Updated 24 August 2021
We carried out this announced inspection on 4 August 2021 under 60 of the Health and Social Care Act 2008 as part of our regulatory functions. We planned the inspection to check whether the registered provider was meeting the legal requirements in the Health and Social Care Act 2008 and associated regulations. The inspection was led by a Care Quality Commission, (CQC), inspector who was supported by a specialist dental adviser.
To get to the heart of patients’ experiences of care and treatment, we always ask the following questions:
• Is it safe?
• Is it effective?
• Is it well-led?
These questions form the framework for the areas we look at during the inspection.
Our findings were:
Are services safe?
We found this practice was providing safe care in accordance with the relevant regulations.
Are services effective?
We found this practice was providing effective care in accordance with the relevant regulations.
Are services well-led?
We found this practice was providing well-led care in accordance with the relevant regulations.
Background
Implant and Dental Practices are based in central Liverpool and provides private dental care and treatment for adults and children.
There is lift access to the practice for people who use wheelchairs and those with pushchairs. Car parking spaces, including dedicated parking for people with disabilities, are available near the practice on a pay and display basis. Other car parks are available nearby.
The dental team includes two dentists, three dental nurses, one of whom is a trainee, one dental hygiene therapist and a practice manager. The practice has two treatment rooms.
The practice is owned by a company and as a condition of registration must have a person registered with the CQC as the registered manager. Registered managers have legal responsibility for meeting the requirements in the Health and Social Care Act 2008 and associated regulations about how the practice is run. The registered manager at Implant and Dental Practices is the principal dentist.
During the inspection we spoke with the principal dentist, two dental nurses, the dental hygiene therapist and the practice manager. We looked at practice policies and procedures and other records about how the service is managed.
The practice is open from 8.30am to 6pm, Monday to Friday. The practice is able to offer later, evening appointments and some appointments on a Saturday, based on patient demand.
Our key findings were:
- The practice appeared to be visibly clean and well-maintained.
- The provider had infection control procedures which reflected published guidance. We observed that infection control audit had fallen out of the regular six-monthly cycle and brought this to the attention of the provider.
- Staff knew how to deal with emergencies. Appropriate medicines and life-saving equipment were available.
- The labels used for patient medicines dispensed by the practice did not have all the required information printed on them, for example the name, address and contact details of the practice.
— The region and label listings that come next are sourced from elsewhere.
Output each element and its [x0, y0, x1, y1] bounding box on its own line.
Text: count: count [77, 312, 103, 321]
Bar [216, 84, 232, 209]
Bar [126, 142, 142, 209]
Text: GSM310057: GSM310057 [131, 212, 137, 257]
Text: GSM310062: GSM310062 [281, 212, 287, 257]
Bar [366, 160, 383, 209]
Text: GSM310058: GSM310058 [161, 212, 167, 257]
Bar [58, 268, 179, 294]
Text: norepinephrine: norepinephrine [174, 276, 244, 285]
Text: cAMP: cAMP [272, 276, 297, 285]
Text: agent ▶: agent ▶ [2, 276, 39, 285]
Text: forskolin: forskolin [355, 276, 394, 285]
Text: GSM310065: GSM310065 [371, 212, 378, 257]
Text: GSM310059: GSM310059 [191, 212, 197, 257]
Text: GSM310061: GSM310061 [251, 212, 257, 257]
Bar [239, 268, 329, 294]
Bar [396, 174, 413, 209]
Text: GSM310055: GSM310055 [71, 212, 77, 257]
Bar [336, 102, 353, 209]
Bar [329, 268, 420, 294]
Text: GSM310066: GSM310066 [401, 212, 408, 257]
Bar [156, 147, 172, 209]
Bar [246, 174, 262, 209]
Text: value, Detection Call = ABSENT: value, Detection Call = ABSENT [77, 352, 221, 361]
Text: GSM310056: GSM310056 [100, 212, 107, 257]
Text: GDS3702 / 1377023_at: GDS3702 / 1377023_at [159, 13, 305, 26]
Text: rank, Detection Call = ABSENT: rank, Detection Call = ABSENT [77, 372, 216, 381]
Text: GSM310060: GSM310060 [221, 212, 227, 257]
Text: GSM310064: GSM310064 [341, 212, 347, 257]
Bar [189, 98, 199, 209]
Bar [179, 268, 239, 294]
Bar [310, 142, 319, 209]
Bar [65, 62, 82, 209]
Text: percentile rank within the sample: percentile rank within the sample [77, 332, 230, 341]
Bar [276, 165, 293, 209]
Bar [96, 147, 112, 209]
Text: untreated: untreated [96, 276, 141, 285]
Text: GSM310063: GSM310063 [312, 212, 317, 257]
We brought this to the attention of the provider.
- The provider had systems to help them manage risk to patients and staff.
- All risks from radiation had been assessed and managed in line with recognised guidance. We identified that the provider had still not received a copy of the critical acceptance testing for the newly installed cone beam computed tomography X-ray machine. We recommended that the provider progress chase this.
- The provider had safeguarding processes and staff knew their responsibilities for safeguarding vulnerable adults and children.
- The provider had staff recruitment procedures which reflected current legislation.
- The clinical staff provided patients’ care and treatment in line with current guidelines.
- Staff treated patients with dignity and respect and took care to protect their privacy and personal information.
- Staff provided preventive care and supported patients to ensure better oral health.
- The appointment system took account of patients’ needs.
- The provider had effective leadership and a culture of continuous improvement.
- Staff felt involved and supported and worked as a team.
- The provider asked staff and patients for feedback about the services they provided.
- The provider dealt with complaints positively and efficiently.
- The provider had information governance arrangements.
There were areas where the provider could make improvements. They should:
- Improve the practice's protocols and procedures for the use of X-ray equipment in compliance with The Ionising Radiations Regulations 2017 and Ionising Radiation (Medical Exposure) Regulations 2017 and taking into account HPA-CRCE-010 Guidance on the Safe Use of Dental Cone Beam (Computed Tomography). In particular, to progress chase a copy of the critical acceptance testing report in respect of the new CBCT equipment, in order to review whether any recommendations have been made which require action.
- Improve the practice's protocols for medicines management and ensure all medicines are stored and dispensed of safely and securely. In particular, dispensed medicines should include the name, address and contact details of the practice on the dispensing label.
- Take action to ensure audits are undertaken at regular intervals to improve the quality of the service. In particular, that full infection prevention and control audits are carried out on a six-monthly basis.